Adding to your post to help general understanding:

As a cable and the connections at each end heat up due to current flowing through them, the overall resistance increases slightly (more than the R increase already added).
The more current flowing, the higher this temperature increase and thus the higher the resistance, varying the voltage supplied to the gfx card.
This alone negatively impacts the power supplied using a single cable vs dual cables.
But on top, so does the rapidly changing current flow caused by the rapidly changing load of a GPU and its memory.

When less current flows through a resistance, the voltage drop is lower. Or the higher the current flow, the more voltage will drop across this resistance.
So as the current flow changes rapidly with the GPU load, the voltage drop across the cable connection also fluctuates rapidly.
This stops the expensive, very stable power supply from being so stable.
When pushing the boundaries of capability (such as with already overclocked 3080/90 cards as bought) this starts to matter more.
While it can work fine with some cards, others might exhibit stability problems using two power outs from a single cable.
Double the current flow = much higher power fluctuation level.
AND
with the 2 connections supplying different areas on the card/GPU that could be on different clocks, the change in current flow will not necessarily be the same for both, increasing the rate of voltage changes over that single cable.

Summing up:
A single cable supplying 2 connections to a gfx card will provide noisier power and thus less stable power than using 2 cables.
Whether that matters depends how close to the edge the gfx card is being pushed.
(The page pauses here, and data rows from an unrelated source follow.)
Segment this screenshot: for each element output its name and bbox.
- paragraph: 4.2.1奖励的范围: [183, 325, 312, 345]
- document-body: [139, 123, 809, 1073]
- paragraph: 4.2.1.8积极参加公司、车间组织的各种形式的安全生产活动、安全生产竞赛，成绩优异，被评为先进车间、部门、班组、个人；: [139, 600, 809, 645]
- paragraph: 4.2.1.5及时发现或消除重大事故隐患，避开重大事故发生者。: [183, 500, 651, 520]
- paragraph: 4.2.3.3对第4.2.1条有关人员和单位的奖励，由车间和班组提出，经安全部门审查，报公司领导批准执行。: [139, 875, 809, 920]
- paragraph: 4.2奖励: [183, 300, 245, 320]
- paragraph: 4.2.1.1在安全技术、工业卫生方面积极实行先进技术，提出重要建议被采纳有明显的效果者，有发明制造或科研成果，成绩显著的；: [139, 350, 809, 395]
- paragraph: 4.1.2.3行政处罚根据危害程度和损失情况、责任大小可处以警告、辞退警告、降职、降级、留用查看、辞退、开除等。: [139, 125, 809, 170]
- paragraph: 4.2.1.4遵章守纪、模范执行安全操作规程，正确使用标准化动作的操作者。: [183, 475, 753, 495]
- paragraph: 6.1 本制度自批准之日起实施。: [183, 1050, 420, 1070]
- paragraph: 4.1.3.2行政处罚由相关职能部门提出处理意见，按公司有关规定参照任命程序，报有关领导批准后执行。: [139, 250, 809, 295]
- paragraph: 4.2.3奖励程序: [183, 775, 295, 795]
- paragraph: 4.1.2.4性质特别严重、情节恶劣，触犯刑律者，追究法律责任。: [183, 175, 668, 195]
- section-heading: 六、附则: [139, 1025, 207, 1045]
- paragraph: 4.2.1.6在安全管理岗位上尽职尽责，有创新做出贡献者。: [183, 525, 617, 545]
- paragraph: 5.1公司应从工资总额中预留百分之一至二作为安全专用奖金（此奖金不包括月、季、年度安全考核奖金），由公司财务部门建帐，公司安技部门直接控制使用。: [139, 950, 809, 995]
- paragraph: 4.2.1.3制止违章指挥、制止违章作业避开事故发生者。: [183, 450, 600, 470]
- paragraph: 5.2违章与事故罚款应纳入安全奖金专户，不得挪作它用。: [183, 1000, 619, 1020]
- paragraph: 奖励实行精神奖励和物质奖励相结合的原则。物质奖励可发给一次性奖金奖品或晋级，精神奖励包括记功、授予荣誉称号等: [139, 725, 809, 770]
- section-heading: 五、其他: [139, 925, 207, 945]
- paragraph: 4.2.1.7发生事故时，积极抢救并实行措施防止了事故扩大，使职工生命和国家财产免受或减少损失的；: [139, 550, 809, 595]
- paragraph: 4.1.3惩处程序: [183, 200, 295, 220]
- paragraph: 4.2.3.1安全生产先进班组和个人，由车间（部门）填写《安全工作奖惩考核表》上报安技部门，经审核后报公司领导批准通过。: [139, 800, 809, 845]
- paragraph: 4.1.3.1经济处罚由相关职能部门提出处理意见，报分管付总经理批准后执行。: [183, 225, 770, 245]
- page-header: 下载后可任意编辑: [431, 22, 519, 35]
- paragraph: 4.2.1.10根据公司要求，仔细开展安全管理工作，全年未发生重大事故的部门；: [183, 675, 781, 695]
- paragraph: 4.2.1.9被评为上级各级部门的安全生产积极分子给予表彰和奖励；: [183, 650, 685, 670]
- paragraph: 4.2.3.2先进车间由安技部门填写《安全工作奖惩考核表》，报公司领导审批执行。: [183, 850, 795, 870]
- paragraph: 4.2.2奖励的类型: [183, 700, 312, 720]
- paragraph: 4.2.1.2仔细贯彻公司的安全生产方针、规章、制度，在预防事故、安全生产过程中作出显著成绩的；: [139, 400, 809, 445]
Also, a bad connection has a much more profound effect when supplying more current, the heat created can be extreme.
I burned a connection to my Corsair AX750 PSU when the gfx card wire wasnt plugged into it properly.
I only found out after my PC shut off while gaming, I sniffed around for any issues and found the connector had melted after it wasnt properly clipped in place.
Luckily, after cleaning it up, the plug clipped in place ok and still worked fine. The same PC is still running well a good 3 years+ later.
If this GPUs PCIe wire had been doing double duty while being maxed out, it could have been much worse.